Porte sans clef s’ouvre sur un échange absurde entre le per­son­nage inter­prété par Pas­cale Bodet et un enfant qu’elle aide à faire ses devoirs : « Si tu te mets à ma place, alors je me mets à ta place ». Et de place, il sera ques­tion dans tout le film, qu’il s’agisse de la trou­ver, de la garder ou de la quit­ter. La cinéaste a imag­iné une fic­tion presque en huis clos dans son pro­pre apparte­ment, où elle offre puis refuse suc­ces­sive­ment l’hospitalité à ses amis. Le titre témoigne de cette ambiguïté qui fonde le film : la porte sans clef se révèle être une fausse métaphore de l’ouverture. Puisque la pro­prié­taire est la seule à détenir la clef, cha­cun peut entr­er aus­si longtemps que tel est son souhait. Avec une économie de moyens due à des con­di­tions de pro­duc­tion hors de tout sys­tème, Pas­cale Bodet pro­pose ain­si une réflex­ion sur l’accueil que l’on con­sent et la place que l’on accorde à l’autre, jusqu’à fig­ur­er ces inter­ro­ga­tions de façon bur­lesque en sat­u­rant l’espace exigu de nou­veaux arrivants sur lesquels on bute, que l’on pousse ou que l’on pié­tine.

En regard de cette sit­u­a­tion intime et domes­tique se joue le sort des migrants, instal­lés sous les fenêtres de l’appartement. Leur campe­ment con­stitue un hors-champ omniprésent même après sa dis­pari­tion, et les bar­rières qui l’enserrent matéri­alisent une lim­ite que la cinéaste ne fran­chit jamais. Il s’agit moins de doc­u­menter une réal­ité présen­tée dans le film comme hors d’atteinte que d’interroger notre pro­pre regard sur cette altérité. Dans un film où le quo­ti­di­en fic­tion­nel ren­con­tre tout du long des enjeux socié­taux, une scène en par­ti­c­uli­er inverse ces rap­ports de façon fructueuse : depuis la fenêtre qui donne sur la cour (située en face de celle ouvrant sur le campe­ment), la pro­prié­taire tente de capter l’attention d’un voisin en con­tre­bas qui feint de l’ignorer. On com­prend alors que Pas­cale Bodet tra­vaille par déplace­ment, se refu­sant à embrass­er pleine­ment un point de vue qui n’est pas le sien (celui des migrants) pour mieux tit­iller notre mau­vaise con­science – le per­son­nage qu’elle inter­prète, on l’aura com­pris, n’est pas éminem­ment sym­pa­thique.
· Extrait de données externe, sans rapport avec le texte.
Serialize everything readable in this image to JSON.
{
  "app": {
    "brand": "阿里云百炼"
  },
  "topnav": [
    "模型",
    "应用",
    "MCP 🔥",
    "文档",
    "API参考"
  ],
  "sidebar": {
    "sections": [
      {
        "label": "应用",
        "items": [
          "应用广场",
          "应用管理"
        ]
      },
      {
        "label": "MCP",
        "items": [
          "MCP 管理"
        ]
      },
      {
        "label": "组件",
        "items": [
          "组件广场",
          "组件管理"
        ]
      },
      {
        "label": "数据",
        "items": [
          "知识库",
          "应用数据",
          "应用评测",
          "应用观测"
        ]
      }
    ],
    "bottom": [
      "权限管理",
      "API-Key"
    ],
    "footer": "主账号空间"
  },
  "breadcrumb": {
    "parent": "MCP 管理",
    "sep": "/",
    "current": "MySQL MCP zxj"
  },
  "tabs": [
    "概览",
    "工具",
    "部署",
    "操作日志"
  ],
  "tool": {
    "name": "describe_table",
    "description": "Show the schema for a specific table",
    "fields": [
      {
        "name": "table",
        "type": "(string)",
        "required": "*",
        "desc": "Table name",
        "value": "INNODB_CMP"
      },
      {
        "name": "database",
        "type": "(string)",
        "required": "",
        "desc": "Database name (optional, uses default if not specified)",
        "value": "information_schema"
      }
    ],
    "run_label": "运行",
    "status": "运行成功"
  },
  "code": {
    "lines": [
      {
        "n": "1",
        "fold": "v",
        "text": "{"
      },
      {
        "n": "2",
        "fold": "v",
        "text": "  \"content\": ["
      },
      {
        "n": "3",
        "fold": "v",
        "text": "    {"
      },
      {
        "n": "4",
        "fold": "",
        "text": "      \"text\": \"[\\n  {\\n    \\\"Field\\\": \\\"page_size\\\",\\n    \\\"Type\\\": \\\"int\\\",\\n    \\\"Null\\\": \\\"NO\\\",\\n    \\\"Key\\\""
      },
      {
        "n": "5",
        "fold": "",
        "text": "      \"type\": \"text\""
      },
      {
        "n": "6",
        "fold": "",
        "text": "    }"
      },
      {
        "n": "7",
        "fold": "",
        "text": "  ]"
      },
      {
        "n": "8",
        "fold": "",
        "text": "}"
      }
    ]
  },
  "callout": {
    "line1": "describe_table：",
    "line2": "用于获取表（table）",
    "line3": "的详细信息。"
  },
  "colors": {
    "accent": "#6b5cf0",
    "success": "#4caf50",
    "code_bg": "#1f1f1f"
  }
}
La jalousie, la mau­vaise foi et l’égoïsme guident bien sou­vent l’action dans ce petit théâtre qui agit comme un miroir grossis­sant.

Pour finir, il con­vient de dire encore un mot de la justesse avec laque­lle la cinéaste met en scène son étrange com­mu­nauté faite de per­son­nages hétéro­clites et paumés dont on ne sait rien. Ne répon­dant à aucun sché­ma nar­ratif, il ne se con­stru­isent que dans leur rap­port aux autres. En réu­nis­sant une bande de ciné­ma habituée aux propo­si­tions sin­gulières (Christophe Degoutin, Astrid Adverbe, Pas­cal Cer­vo, etc.), Pas­cale Bodet ren­force le sen­ti­ment de par­faite authen­tic­ité qui par­court tout son film.